= Maraea Rakuraku =

New Zealand poet and playwright

Maraea Rakuraku is a New Zealand playwright. Her play The Prospect won her New Playwright of the Year at the Chapman Tripp Theatre Awards in 2012. She won the Adam NZ Play Award in 2016 for Tan-Knee, which also won Best Play by a Māori Writer and Best Play by a Woman Writer.

She completed a doctorate at the International Institute of Modern Letters of Victoria University of Wellington in 2024, where she earned an MA in 2016.

Rakuraku works to provide space for those peoples who sit on the margins while exploring the continued impact of colonialism in 21st Century Aotearoa.

==Plays==
Rakuraku's first full-length play The Prospect was awarded three Chapman Tripp Theatre Awards in 2012, including New Playwright of the Year. In 2012, Rakuraku also took home the annual Tau Mai e Kapiti Writer in Residence award. The play explores the trauma of colonization: “'How one culture assimilates another and the trail of destruction wrought as a result.' And there are moments that also echo the atrocities and justifications wrought by fundamentalism in every guise around the world and throughout history. In short, The Prospect proves how universal a culturally specific story can be. As for the prospects for our futures – that's up to us all, and seeing this play will contribute greatly to our collective understanding, as well as giving us a rich and insightful theatrical experience."

Rakuraku's second play, Tan-Knee, is the first of a planned trilogy, about a family of the Tūhoe iwi (tribe). After returning home from a successful boxing career, Tū is planning to re-open the Boxing Gym Muhammad's in his home town with his brother Pōtiki and their cousin Eunice. Twenty years have passed since Tū was last home and the town of Taneatua, known as Tan-Knee, is not as he remembers it. Rakuraku wrote the play in response to the 2007 raids of Te Urewera areas and lock downs by the state and the ongoing objectification of the Tūhoe iwi in the media. For this play she was awarded the Adam NZ Play Award in 2016. She also received awards for Best Play by a Māori Writer and Best Play by a Women Writer.

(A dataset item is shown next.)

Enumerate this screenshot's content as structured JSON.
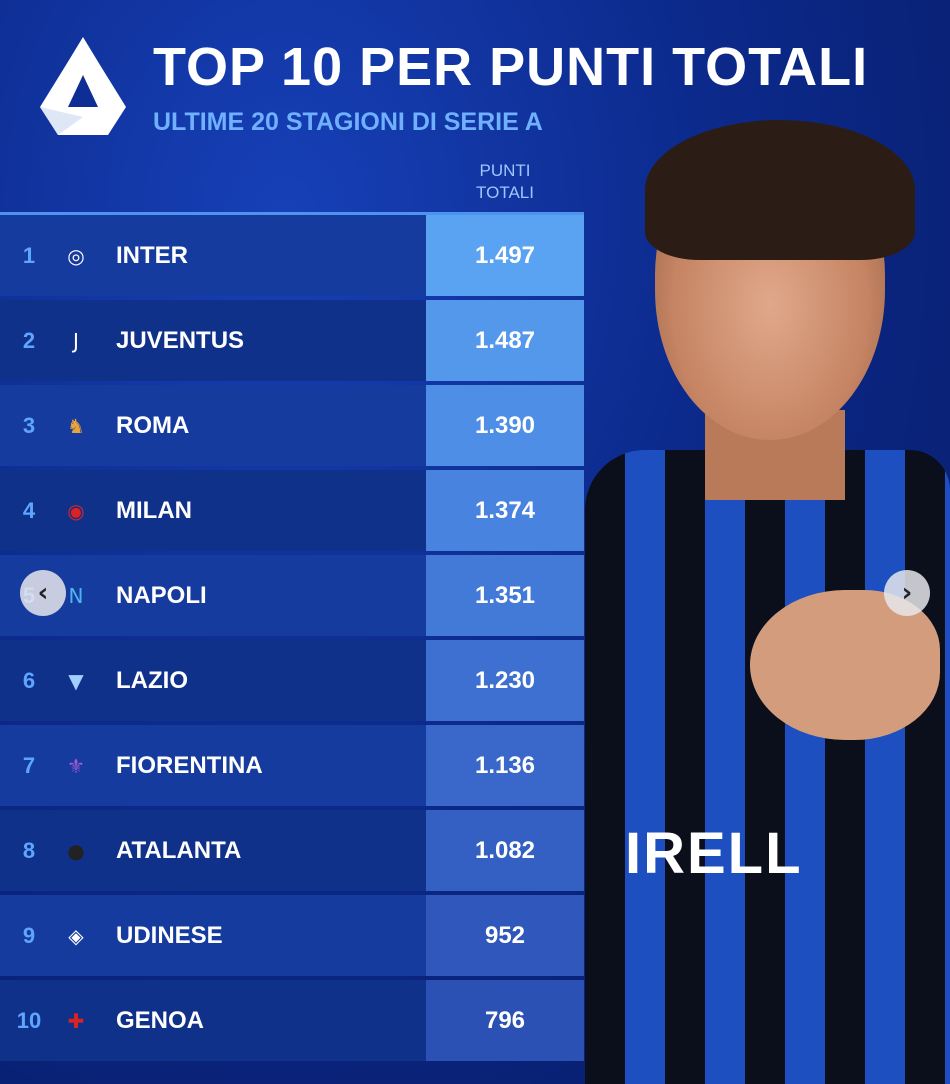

For her third play, Te Papakāinga, Rakuraku again won the Adam award for best playwright. The play (which also served as Rakuraku's master's thesis) concerns the effect of a child's death on a Māori village struggling with the effects of colonisation.

==Radio==
Rakuraku's love for National Radio emerged in her youth as she grew up listening to children's programs every Sunday. In her time at Canterbury University she began broadcasting on the Māori students’ radio show. Several years and degrees later, while living in Auckland, Rakuraku completed two years as a volunteer for a talkback (Nga Mane Aute) at Radio Waatea. Later, she spent some time hosting a three-hour program on KFM Radio. In 2006, Maraea joined Radio New Zealand as co-producer and presenter of the Kaupapa Māori programme Te Ahi Kaa, sharing the role with Justine Murray.

==Poetry==
Rakuraku is the co-editor of a book of Māori poetry in translation into English, Tātai Whetū: Seven Māori Women Poets in Translation, which also features some of her own poetry.

== Personal life ==
Rakuraku belongs to the Ngāi Tūhoe tribe (Ngāti Pāhauwera) on her father's side and Ngāti Kahungunu ki te Wairoa on her mother's side.